Personal information
- Full name: Mark Vincent Steele
- Born: 13 November 1976 (age 49) Corby, Northamptonshire, England
- Batting: Left-handed
- Bowling: Right-arm fast-medium
- Relations: David Steele (father) Arran Steele (brother) John Steele (uncle)

Domestic team information
- 1998: Staffordshire

Career statistics
| Competition | List A |
| Matches | 1 |
| Runs scored | 24 |
| Batting average | 24.00 |
| 100s/50s | 0/0 |
| Top score | 24 |
| Catches/stumpings | 0/– |
- Source: Cricinfo, 14 June 2011

= Mark Steele (cricketer) =

English cricketer

Mark Vincent Steele (born 13 November 1976) is an English former cricketer. Steele was a left-handed batsman who bowled right-arm fast-medium. He was born in Corby, Northamptonshire.

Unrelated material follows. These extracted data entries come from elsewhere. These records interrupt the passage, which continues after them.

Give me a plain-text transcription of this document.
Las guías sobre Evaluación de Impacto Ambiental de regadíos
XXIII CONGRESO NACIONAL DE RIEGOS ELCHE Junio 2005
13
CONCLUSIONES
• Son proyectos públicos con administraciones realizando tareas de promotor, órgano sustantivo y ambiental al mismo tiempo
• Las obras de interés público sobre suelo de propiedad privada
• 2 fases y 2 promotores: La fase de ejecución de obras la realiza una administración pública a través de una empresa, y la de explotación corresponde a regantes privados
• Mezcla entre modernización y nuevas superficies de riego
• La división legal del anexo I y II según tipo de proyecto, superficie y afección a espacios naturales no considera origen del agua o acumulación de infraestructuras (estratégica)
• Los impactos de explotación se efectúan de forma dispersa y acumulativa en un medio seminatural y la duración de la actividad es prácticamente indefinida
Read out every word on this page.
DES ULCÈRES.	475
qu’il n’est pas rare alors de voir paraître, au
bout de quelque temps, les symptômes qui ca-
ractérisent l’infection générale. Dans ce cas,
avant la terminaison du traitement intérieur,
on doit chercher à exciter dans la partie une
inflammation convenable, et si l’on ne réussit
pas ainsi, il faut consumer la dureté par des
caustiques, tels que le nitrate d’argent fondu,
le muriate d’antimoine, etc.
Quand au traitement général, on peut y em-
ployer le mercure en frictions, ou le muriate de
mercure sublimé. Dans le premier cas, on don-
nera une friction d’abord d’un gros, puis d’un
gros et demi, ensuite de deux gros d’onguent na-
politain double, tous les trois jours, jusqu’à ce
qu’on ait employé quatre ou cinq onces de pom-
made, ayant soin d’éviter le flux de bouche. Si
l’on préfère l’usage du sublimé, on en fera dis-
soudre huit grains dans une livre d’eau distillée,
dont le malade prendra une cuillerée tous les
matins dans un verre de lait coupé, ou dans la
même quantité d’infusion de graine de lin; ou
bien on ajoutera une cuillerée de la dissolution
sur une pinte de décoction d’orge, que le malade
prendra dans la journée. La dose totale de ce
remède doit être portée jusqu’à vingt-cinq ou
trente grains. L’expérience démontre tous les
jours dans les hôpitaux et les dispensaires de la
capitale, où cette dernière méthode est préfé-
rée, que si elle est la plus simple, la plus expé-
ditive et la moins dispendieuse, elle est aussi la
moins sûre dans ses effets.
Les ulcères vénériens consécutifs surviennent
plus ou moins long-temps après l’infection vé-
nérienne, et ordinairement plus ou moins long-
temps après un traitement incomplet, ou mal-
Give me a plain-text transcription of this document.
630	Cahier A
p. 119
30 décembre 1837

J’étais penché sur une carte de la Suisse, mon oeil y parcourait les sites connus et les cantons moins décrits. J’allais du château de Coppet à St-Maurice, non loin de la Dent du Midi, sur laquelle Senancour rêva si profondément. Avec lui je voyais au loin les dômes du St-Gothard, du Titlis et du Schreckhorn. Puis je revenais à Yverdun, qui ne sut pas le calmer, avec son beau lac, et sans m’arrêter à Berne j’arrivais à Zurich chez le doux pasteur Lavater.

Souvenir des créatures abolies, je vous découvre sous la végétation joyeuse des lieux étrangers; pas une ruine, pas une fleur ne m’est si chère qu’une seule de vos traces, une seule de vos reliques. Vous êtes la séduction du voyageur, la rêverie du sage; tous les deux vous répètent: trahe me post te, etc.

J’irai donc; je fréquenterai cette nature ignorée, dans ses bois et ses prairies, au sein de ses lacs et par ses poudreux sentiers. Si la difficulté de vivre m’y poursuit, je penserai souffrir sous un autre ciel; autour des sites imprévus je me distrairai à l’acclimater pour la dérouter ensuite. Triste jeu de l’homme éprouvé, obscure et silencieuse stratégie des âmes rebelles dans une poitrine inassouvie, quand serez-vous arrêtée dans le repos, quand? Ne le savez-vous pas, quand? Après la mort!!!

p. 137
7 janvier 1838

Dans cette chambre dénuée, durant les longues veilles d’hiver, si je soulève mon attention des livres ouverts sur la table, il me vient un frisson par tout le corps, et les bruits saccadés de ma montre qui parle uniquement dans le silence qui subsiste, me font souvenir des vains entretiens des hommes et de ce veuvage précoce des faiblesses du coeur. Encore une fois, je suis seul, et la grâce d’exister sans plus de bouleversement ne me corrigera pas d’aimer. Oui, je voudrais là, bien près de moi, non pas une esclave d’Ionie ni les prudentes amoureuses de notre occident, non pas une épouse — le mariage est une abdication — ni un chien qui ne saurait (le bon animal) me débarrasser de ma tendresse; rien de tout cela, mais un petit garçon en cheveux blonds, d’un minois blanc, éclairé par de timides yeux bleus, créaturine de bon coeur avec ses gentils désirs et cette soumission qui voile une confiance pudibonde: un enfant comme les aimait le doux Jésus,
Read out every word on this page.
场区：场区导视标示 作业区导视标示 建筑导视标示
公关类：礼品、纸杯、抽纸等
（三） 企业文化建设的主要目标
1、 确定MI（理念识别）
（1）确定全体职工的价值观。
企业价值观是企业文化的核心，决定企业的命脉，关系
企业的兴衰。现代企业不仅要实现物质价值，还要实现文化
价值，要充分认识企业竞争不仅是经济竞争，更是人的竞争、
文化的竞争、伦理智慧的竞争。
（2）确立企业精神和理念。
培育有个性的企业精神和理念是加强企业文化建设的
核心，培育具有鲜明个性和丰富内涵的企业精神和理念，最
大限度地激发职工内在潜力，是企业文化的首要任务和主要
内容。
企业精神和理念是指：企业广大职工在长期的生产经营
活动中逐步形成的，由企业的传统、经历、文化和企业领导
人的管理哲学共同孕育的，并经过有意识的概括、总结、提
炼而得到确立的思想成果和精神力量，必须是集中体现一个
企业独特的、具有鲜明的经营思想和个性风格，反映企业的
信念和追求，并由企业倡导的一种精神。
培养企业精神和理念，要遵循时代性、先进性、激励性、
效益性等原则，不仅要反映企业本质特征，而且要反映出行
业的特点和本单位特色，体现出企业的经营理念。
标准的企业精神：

Steele made his debut for Staffordshire in the 1998 Minor Counties Championship against Lincolnshire. Steele played Minor counties cricket for Staffordshire only in 1998, which included 10 Minor Counties Championship matches and 2 MCCA Knockout Trophy matches. In 1998, he made his only List A appearance against Leicestershire in the NatWest Trophy. In this match, he took 2 wickets for 43 runs from 10 overs. With the bat he was dismissed for 25 by Dominic Williamson.

His father, David Steele, played Test cricket for England. His brother, Arran, himself played a single List A match, appearing for the Northamptonshire Cricket Board in 1999. His uncle, John Steele, played first-class cricket for a number of teams.